There are several things that a team can do to optimize the inner loop for larger codebases:

  • Only build and test what was changed.
  • Cache intermediate build results to speed up to complete builds.
  • Break up the codebase into small units and share binaries.

How you tackle each one of those is probably a blog post.

At Microsoft, for some of our genuinely massive monolithic codebases.

We're investing heavily in #1 and #2, but #3 requires a special mention because it can be a double-edged sword and can have the opposite of the wished impact if done incorrectly.

Tangled loops

To understand the problem, we need to look beyond the inner loop. Let us say that our monolithic codebase has an application-specific framework that does much heavy lifting.

It would be tempting to extract that framework into a set of packages.

To do this, you would pull that code into a separate repository (optional, but this is generally how it's done), then set up a different CI/CD pipeline that builds and publishes the package.

A different pull-request process would also front this separate build and release pipeline to inspect changes before the code is published.

When someone needs to change this framework code, they clone down the repository, make changes (a separate inner loop), and submit a PR that transitions the workflow from the inner loop to the outer loop.

The framework package would then be available to be pulled into dependent applications (in this case, the monolith).

Diagram showing code, build, test and commit in the Outer Loop.

Initially, things might work out well. However, at some point in the future, you'll likely want to develop a new feature in the application that requires extensive new capabilities to be added to the framework.

It's where teams that have broken up their codebases in suboptimal ways will start to feel pain.

If you have to coevolve code in two separate repositories where a binary/library dependency is present, you'll experience some friction.

In loop terms, the original codebase's inner loop now (temporarily at least) includes the outer loop of the previously broken-out framework code.

Outer loops include tax, including code reviews, scanning passes, binary signing, release pipelines, and approvals.

You don't want to pay that every time you've added a method to a class in the framework and now want to use it in your application.

Diagram showing code, build, test, commit and app loops to reference Tangled Loops.

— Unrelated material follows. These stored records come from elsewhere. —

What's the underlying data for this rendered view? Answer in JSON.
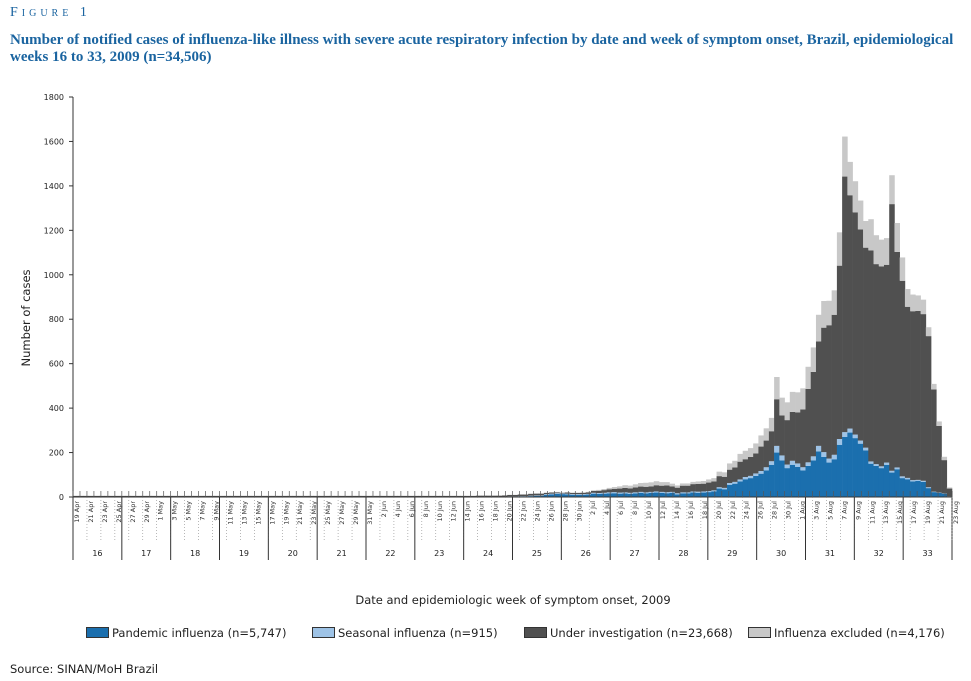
{
  "figure_label": "Figure 1",
  "title": "Number of notified cases of influenza-like illness with severe acute respiratory infection by date and week of symptom onset, Brazil, epidemiological weeks 16 to 33, 2009 (n=34,506)",
  "source": "Source: SINAN/MoH Brazil",
  "colors": {
    "pandemic": "#1b6fae",
    "seasonal": "#9ec3e6",
    "investigation": "#505050",
    "excluded": "#c8c8c8",
    "title": "#1a64a0"
  },
  "chart_data": {
    "type": "bar",
    "stacked": true,
    "ylabel": "Number of cases",
    "xlabel": "Date and epidemiologic week of symptom onset, 2009",
    "ylim": [
      0,
      1800
    ],
    "yticks": [
      0,
      200,
      400,
      600,
      800,
      1000,
      1200,
      1400,
      1600,
      1800
    ],
    "date_ticks": [
      "19 Apr",
      "21 Apr",
      "23 Apr",
      "25 Apr",
      "27 Apr",
      "29 Apr",
      "1 May",
      "3 May",
      "5 May",
      "7 May",
      "9 May",
      "11 May",
      "13 May",
      "15 May",
      "17 May",
      "19 May",
      "21 May",
      "23 May",
      "25 May",
      "27 May",
      "29 May",
      "31 May",
      "2 Jun",
      "4 Jun",
      "6 Jun",
      "8 Jun",
      "10 Jun",
      "12 Jun",
      "14 Jun",
      "16 Jun",
      "18 Jun",
      "20 Jun",
      "22 Jun",
      "24 Jun",
      "26 Jun",
      "28 Jun",
      "30 Jun",
      "2 Jul",
      "4 Jul",
      "6 Jul",
      "8 Jul",
      "10 Jul",
      "12 Jul",
      "14 Jul",
      "16 Jul",
      "18 Jul",
      "20 Jul",
      "22 Jul",
      "24 Jul",
      "26 Jul",
      "28 Jul",
      "30 Jul",
      "1 Aug",
      "3 Aug",
      "5 Aug",
      "7 Aug",
      "9 Aug",
      "11 Aug",
      "13 Aug",
      "15 Aug",
      "17 Aug",
      "19 Aug",
      "21 Aug",
      "23 Aug"
    ],
    "weeks": [
      "16",
      "17",
      "18",
      "19",
      "20",
      "21",
      "22",
      "23",
      "24",
      "25",
      "26",
      "27",
      "28",
      "29",
      "30",
      "31",
      "32",
      "33"
    ],
    "legend": [
      {
        "key": "pandemic",
        "label": "Pandemic influenza (n=5,747)"
      },
      {
        "key": "seasonal",
        "label": "Seasonal influenza (n=915)"
      },
      {
        "key": "investigation",
        "label": "Under investigation (n=23,668)"
      },
      {
        "key": "excluded",
        "label": "Influenza excluded (n=4,176)"
      }
    ],
    "series": [
      {
        "name": "Pandemic influenza",
        "values": [
          0,
          0,
          0,
          0,
          0,
          0,
          0,
          0,
          0,
          0,
          0,
          0,
          0,
          0,
          0,
          0,
          0,
          0,
          0,
          0,
          0,
          0,
          0,
          0,
          0,
          0,
          0,
          0,
          0,
          0,
          0,
          0,
          0,
          0,
          0,
          0,
          0,
          0,
          0,
          0,
          0,
          0,
          0,
          0,
          0,
          0,
          0,
          0,
          0,
          0,
          0,
          0,
          0,
          0,
          0,
          0,
          0,
          0,
          0,
          0,
          0,
          0,
          0,
          0,
          0,
          0,
          0,
          0,
          0,
          0,
          0,
          0,
          0,
          0,
          0,
          0,
          0,
          0,
          0,
          0,
          0,
          0,
          0,
          2,
          2,
          3,
          3,
          4,
          5,
          5,
          10,
          12,
          14,
          13,
          12,
          10,
          10,
          10,
          11,
          15,
          14,
          15,
          16,
          17,
          15,
          16,
          14,
          16,
          18,
          16,
          18,
          20,
          18,
          17,
          18,
          12,
          16,
          16,
          20,
          19,
          20,
          22,
          25,
          38,
          35,
          55,
          60,
          70,
          80,
          85,
          95,
          105,
          120,
          145,
          200,
          165,
          130,
          145,
          135,
          120,
          140,
          165,
          205,
          180,
          155,
          170,
          235,
          270,
          290,
          265,
          240,
          210,
          150,
          140,
          130,
          145,
          110,
          125,
          85,
          80,
          70,
          72,
          68,
          40,
          22,
          18,
          15,
          3
        ]
      },
      {
        "name": "Seasonal influenza",
        "values": [
          0,
          0,
          0,
          0,
          0,
          0,
          0,
          0,
          0,
          0,
          0,
          0,
          0,
          0,
          0,
          0,
          0,
          0,
          0,
          0,
          0,
          0,
          0,
          0,
          0,
          0,
          0,
          0,
          0,
          0,
          0,
          0,
          0,
          0,
          0,
          0,
          0,
          0,
          0,
          0,
          0,
          0,
          0,
          0,
          0,
          0,
          0,
          0,
          0,
          0,
          0,
          0,
          0,
          0,
          0,
          0,
          0,
          0,
          0,
          0,
          0,
          0,
          0,
          0,
          0,
          0,
          0,
          0,
          0,
          0,
          0,
          0,
          0,
          0,
          0,
          0,
          0,
          0,
          0,
          0,
          0,
          0,
          0,
          1,
          1,
          1,
          1,
          2,
          2,
          2,
          3,
          3,
          3,
          3,
          3,
          3,
          3,
          3,
          3,
          4,
          4,
          4,
          5,
          5,
          5,
          5,
          5,
          5,
          5,
          5,
          5,
          5,
          5,
          5,
          5,
          5,
          5,
          5,
          5,
          5,
          5,
          5,
          5,
          6,
          6,
          8,
          8,
          9,
          10,
          10,
          11,
          12,
          14,
          16,
          30,
          22,
          16,
          18,
          16,
          14,
          16,
          18,
          25,
          22,
          18,
          20,
          26,
          22,
          18,
          16,
          14,
          12,
          10,
          8,
          8,
          10,
          8,
          8,
          8,
          6,
          6,
          5,
          5,
          4,
          2,
          2,
          1,
          0
        ]
      },
      {
        "name": "Under investigation",
        "values": [
          5,
          5,
          5,
          5,
          5,
          5,
          5,
          5,
          5,
          5,
          5,
          5,
          5,
          5,
          5,
          5,
          5,
          5,
          5,
          5,
          5,
          5,
          5,
          5,
          5,
          5,
          5,
          5,
          5,
          5,
          5,
          5,
          5,
          5,
          5,
          5,
          5,
          5,
          5,
          5,
          5,
          5,
          5,
          5,
          5,
          5,
          5,
          5,
          5,
          5,
          5,
          5,
          5,
          5,
          5,
          5,
          5,
          5,
          5,
          5,
          5,
          5,
          5,
          5,
          5,
          5,
          5,
          5,
          5,
          5,
          5,
          5,
          5,
          5,
          5,
          5,
          5,
          6,
          6,
          6,
          6,
          6,
          7,
          6,
          6,
          7,
          7,
          8,
          8,
          8,
          5,
          5,
          4,
          3,
          5,
          5,
          5,
          6,
          7,
          8,
          10,
          12,
          14,
          15,
          18,
          20,
          20,
          22,
          24,
          25,
          25,
          28,
          28,
          30,
          25,
          25,
          30,
          30,
          33,
          35,
          35,
          38,
          40,
          50,
          50,
          60,
          65,
          80,
          80,
          85,
          90,
          110,
          120,
          135,
          210,
          180,
          200,
          220,
          230,
          260,
          330,
          380,
          470,
          560,
          600,
          630,
          780,
          1150,
          1050,
          1000,
          950,
          900,
          950,
          900,
          900,
          890,
          1200,
          970,
          880,
          770,
          760,
          760,
          750,
          680,
          460,
          300,
          150,
          35
        ]
      },
      {
        "name": "Influenza excluded",
        "values": [
          0,
          0,
          0,
          0,
          0,
          0,
          0,
          0,
          0,
          0,
          0,
          0,
          0,
          0,
          0,
          0,
          0,
          0,
          0,
          0,
          0,
          0,
          0,
          0,
          0,
          0,
          0,
          0,
          0,
          0,
          0,
          0,
          0,
          0,
          0,
          0,
          0,
          0,
          0,
          0,
          0,
          0,
          0,
          0,
          0,
          0,
          0,
          0,
          0,
          0,
          0,
          0,
          0,
          0,
          0,
          0,
          0,
          0,
          0,
          0,
          0,
          0,
          0,
          0,
          0,
          0,
          0,
          0,
          0,
          0,
          0,
          0,
          0,
          0,
          0,
          0,
          0,
          0,
          0,
          0,
          0,
          0,
          0,
          1,
          1,
          1,
          1,
          2,
          2,
          2,
          2,
          2,
          2,
          2,
          2,
          2,
          2,
          2,
          2,
          3,
          4,
          5,
          6,
          8,
          10,
          12,
          12,
          14,
          16,
          18,
          18,
          18,
          16,
          15,
          12,
          10,
          10,
          10,
          10,
          11,
          12,
          14,
          15,
          20,
          20,
          28,
          30,
          35,
          38,
          40,
          45,
          50,
          55,
          60,
          100,
          80,
          80,
          90,
          90,
          95,
          100,
          110,
          120,
          120,
          110,
          110,
          150,
          180,
          150,
          140,
          130,
          120,
          140,
          130,
          120,
          120,
          130,
          130,
          105,
          80,
          75,
          70,
          65,
          40,
          25,
          20,
          15,
          5
        ]
      }
    ]
  }
}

What generally ends up happening next is a series of local hacks by the developer to stitch the inner loops together so they can move forward efficiently - but it gets messy quickly. You must pay that outer loop tax at some point.

It isn't to say that breaking code into separate packages is inherently bad - it can work brilliantly; you need to make those incisions carefully.

Closing thoughts

There's no silver bullet solution to ensure that your inner loop doesn't start slowing down, but it's essential to understand when it starts happening, what the cause is, and work to address it.

Decisions such as how you build, test, and debug the architecture will all impact developers' productivity. Improving one aspect will often cause issues in another.